Everything changed for me and my Jewish family that day. I learned soon enough that we were not only disliked, but despised to such an extent that our very lives were in danger. I didn't know then that WWII was about to erupt and trap us in Europe. The next couple of years my family fled to Riga, Latvia, and lived in constant panic as Hitler gobbled up one country after another in his quest to rule the world. The happy days of playing in Vienna's city park, the Prater, were over. By the time we all survived our harrowing escape and settled in Portland, Oregon, I was a shy, introverted and frightened eight year old traumatized by a hostile world.
That mind-frame stayed with me throughout my childhood. I had no friends except for a neighborhood girl who was so awkward and homely that she had no choice except to join up with the reject that was me. My feelings of not being as good as any other girl remained with me through most of my high school years. To complicate things further, my mom and dad expected me to live by their old-world European rules; no lipstick, no boys, no dating.
That's when I started to think about a way out of the quagmire I was in. I suppose I could have begun to fight for things like wearing lipstick, dating boys, going to football games and parties … all the things my American classmates could do. But I wasn't strong enough to take on my dad. I needed to find another way. And I did. It didn't happen overnight. But eventually I had the idea that I needed to get out of Portland and start making decisions of my own.
It wasn't easy. There were lots of problems to overcome between my parents and me, but in the end I did leave and it was the beginning of my becoming the person I am today.

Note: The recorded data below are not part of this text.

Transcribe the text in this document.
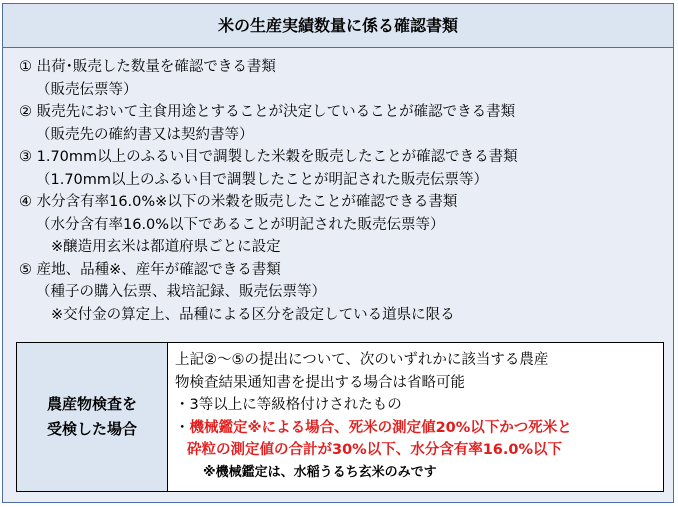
米の生産実績数量に係る確認書類
① 出荷･販売した数量を確認できる書類
（販売伝票等）
② 販売先において主食用途とすることが決定していることが確認できる書類
（販売先の確約書又は契約書等）
③ 1.70mm以上のふるい目で調製した米穀を販売したことが確認できる書類
（1.70mm以上のふるい目で調製したことが明記された販売伝票等）
④ 水分含有率16.0%※以下の米穀を販売したことが確認できる書類
（水分含有率16.0%以下であることが明記された販売伝票等）
※醸造用玄米は都道府県ごとに設定
⑤ 産地、品種※、産年が確認できる書類
（種子の購入伝票、栽培記録、販売伝票等）
※交付金の算定上、品種による区分を設定している道県に限る
農産物検査を
受検した場合
上記②～⑤の提出について、次のいずれかに該当する農産
物検査結果通知書を提出する場合は省略可能
・3等以上に等級格付けされたもの
・機械鑑定※による場合、死米の測定値20%以下かつ死米と
砕粒の測定値の合計が30%以下、水分含有率16.0%以下
※機械鑑定は、水稲うるち玄米のみです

I think that if things are not going right for anyone, no matter their age, the first thing that person must do is work out a plan for solving their problems. That person must work toward changing things so as not to perpetuate the conditions that cause the problems in the first place. Decide to make the changes, then make the changes.
Thank you, Alice, for sharing your story with us. I think we all can learn something from it.
Disclosure: I am an Amazon affiliate.
© 2010, Anna Horner of Diary of an Eccentric. All Rights Reserved. Please do not copy or reproduce content without permission.
11 comments:
Wow, what a story. I cannot imagine growing up that way.
I found this guest post very interesting. I loved Anna's review and it sounds like an excellent book.
Great story, and I am glad you put it down on paper
I think you're a very strong person and you might not have fought your father the way you feel you should have, but there's no one way to do something and you have to be just as strong if not stronger to do it your way.
I feel bad for Alice and her parents. It can't have been easy for them, coming to a new country with different ideas and a different culture, and trying to raise a little girl. It had to have been equally frustrating to Alice, who just wanted to fit in.
This is an amazing guest post from a brave woman. Thanks so much for sharing your story with us.
Beautiful post, and beautiful story! I can't wait to read the book!
What an extraordinary story - thank you so much for posting this
Hannah
There are so many memoirs out there lately, but this does sound like a worthwhile read. Thanks Anna
"I think that if things are not going right for anyone, no matter their age, the first thing that person must do is work out a plan for solving their problems. That person must work toward changing things so as not to perpetuate the conditions that cause the problems in the first place. Decide to make the changes, then make the changes."
This final paragraph speaks a lot to me because that's exactly what I did for my own life. My family had gone through lots of hardship, ups and downs, and the things we decided to do changed our lives for the better.
Thank you all for stopping by for the guest post. I hope you give the book a try.